Et là encore, ce qui est important, c'est de gérer le temps. C'est parce qu'il y a une disproportion entre les lits de soins intensifs, les ventilateurs, les infirmières, les médecins et le nombre de patients. Vous devez les maintenir en vie jusqu'à ce que vos ressources vous permettent de leur donner accès aux soins intensifs, de leur offrir une chance. Et quels que soient les outils dont vous disposez. Par exemple, nous utilisons la PPC et la ventilation au masque non invasive de manière intensive. De même, si le rapport BO2/FiO2 est très bas, et même si vous savez que ce n'est pas la bonne solution, permettez-moi de le dire, dans des conditions pacifiques. Lorsque vous êtes en guerre, vous devez garder vos patients en vie afin de créer la bonne voie. Je veux dire qu'il faut traiter les plus malades et essayer de libérer des lits de soins intensifs, puis remonter les autres qui attendent dans le service des urgences ou dans l'unité de soins intensifs de niveau inférieur. Sinon, si vous êtes trop rigides dans vos protocoles, vous ne pourrez pas faire face. Tel est mon message. Il faut être flexible, il faut très bien connaître son hôpital.

Un autre point important, c'est qu'il faut parler avec les administrateurs. Vous devez parler avec vos directeurs. Parce que vous devez leur demander des installations, vous devez leur demander de fournir des choses, et vous devez rester en contact avec eux. Vous ne pouvez pas vous occuper des questions relatives aux médecins. Vous devez parler avec les administrateurs, et vous devez les amener et leur dire : " Voyez-vous le problème ? "

J'ai amené mon commandant au service des urgences et je leur ai dit : " Bon, voilà ce à quoi nous sommes confrontés.

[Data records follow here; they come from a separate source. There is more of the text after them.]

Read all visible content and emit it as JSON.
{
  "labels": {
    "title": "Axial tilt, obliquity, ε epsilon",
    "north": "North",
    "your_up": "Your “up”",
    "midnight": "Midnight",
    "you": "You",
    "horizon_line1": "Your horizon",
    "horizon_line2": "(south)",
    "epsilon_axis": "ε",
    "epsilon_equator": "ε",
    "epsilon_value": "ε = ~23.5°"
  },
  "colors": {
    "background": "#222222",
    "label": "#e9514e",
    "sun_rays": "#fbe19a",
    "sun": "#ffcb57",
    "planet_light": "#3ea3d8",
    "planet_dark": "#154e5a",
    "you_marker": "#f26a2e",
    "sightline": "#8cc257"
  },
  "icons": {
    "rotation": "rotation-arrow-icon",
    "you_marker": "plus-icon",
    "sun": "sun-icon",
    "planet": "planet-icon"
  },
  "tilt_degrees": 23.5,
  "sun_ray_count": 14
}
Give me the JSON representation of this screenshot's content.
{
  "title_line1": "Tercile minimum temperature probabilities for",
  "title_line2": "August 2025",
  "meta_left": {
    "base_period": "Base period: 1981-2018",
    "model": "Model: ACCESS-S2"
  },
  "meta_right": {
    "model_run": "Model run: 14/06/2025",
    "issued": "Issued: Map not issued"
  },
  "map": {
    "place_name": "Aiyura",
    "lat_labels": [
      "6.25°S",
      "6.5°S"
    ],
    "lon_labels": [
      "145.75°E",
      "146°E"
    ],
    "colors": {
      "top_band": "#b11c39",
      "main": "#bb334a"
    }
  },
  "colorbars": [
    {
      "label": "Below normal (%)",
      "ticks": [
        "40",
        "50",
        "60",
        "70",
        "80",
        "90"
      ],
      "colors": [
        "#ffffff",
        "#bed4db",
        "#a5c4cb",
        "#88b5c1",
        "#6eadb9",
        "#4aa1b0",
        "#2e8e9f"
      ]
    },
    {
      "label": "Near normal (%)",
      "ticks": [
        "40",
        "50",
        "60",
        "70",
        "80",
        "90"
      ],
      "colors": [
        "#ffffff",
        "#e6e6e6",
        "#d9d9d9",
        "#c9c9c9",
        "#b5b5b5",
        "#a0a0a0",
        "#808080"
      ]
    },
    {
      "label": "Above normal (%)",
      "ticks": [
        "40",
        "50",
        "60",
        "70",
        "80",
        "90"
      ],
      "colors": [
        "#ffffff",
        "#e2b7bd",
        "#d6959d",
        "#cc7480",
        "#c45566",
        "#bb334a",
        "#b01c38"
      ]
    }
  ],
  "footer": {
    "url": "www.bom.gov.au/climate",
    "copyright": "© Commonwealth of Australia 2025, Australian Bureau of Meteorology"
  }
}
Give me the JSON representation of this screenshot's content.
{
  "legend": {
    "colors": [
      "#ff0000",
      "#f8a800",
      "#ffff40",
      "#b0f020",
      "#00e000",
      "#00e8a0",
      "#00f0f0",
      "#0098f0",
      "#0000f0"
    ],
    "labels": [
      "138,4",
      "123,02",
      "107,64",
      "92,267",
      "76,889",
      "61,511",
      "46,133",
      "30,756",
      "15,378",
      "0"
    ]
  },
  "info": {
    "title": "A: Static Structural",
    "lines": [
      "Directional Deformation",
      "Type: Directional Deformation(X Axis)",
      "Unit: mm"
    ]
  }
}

C'est de là que nous partons, et nous devons y faire face. Et nous devons éviter d'être complètement débordés, c'est pourquoi j'ai besoin de cela. Je ne demande pas quelque chose qui n'est pas important pour l'instant. Je vous demande seulement ce qui est vital pour mes patients, et pour que notre hôpital survive avec nos patients." Et ils ont compris.

Et permettez-moi de le dire aussi. C'est important pour l'Italie. Permettez-moi de dire que l'Italie a de nombreux problèmes, mais ici, les soins de santé sont un droit, ce n'est pas un service, et ce que nous avons fait est un travail extraordinaire pour fournir des soins à tout le monde, quel que soit le soutien financier. Nous nous débattons avec quelque chose qui est absolument hors de nos prévisions. Mais permettez-moi de dire que le gouvernement et le système de santé de notre région ont fait un travail extraordinaire en fournissant des choses, une aide très concrète, et aussi en apportant un soutien financier pour tout.

Dr. Mandavia:

Et bien, merci, cela a été extrêmement instructif. Il semble que vous fassiez un travail incroyable dans des circonstances exceptionnelles. Je pense que dans l'histoire de la médecine moderne, aucun d'entre nous n'a vécu une telle expérience. Merci d'avoir passé du temps avec nous. Je sais que vous êtes de garde à l'hôpital. Au nom de toute l'équipe de FUJIFILM Sonosite, je vous remercie. Ce fut, une fois de plus, très utile. Je pense que nos auditeurs y trouveront de nombreuses perles qui contribueront à sauver d'autres vies. Merci encore, Enrico.

Dr Storti:

Merci beaucoup, Diku, et merci beaucoup pour votre soutien. Comme vous l'avez mentionné, je pense qu'il est très important que nos collègues, partout dans le monde, sachent exactement ce qui peut arriver et comment se préparer, comment se préparer à temps. Car nous avons d'abord dû, malheureusement, réinventer les choses sans interrompre le fonctionnement de l'hôpital. Nous y sommes parvenus, mais ce n'est pas simple. Quiconque dispose d'une semaine d'avance doit donc la consacrer à la réflexion et à la prévision de ses besoins. C'est un temps très, très précieux. Et je pense que tout ce que nous pouvons faire pour partager nos connaissances ou simplement ce qui nous est arrivé est le bienvenu. Merci beaucoup pour votre soutien et pour votre invitation.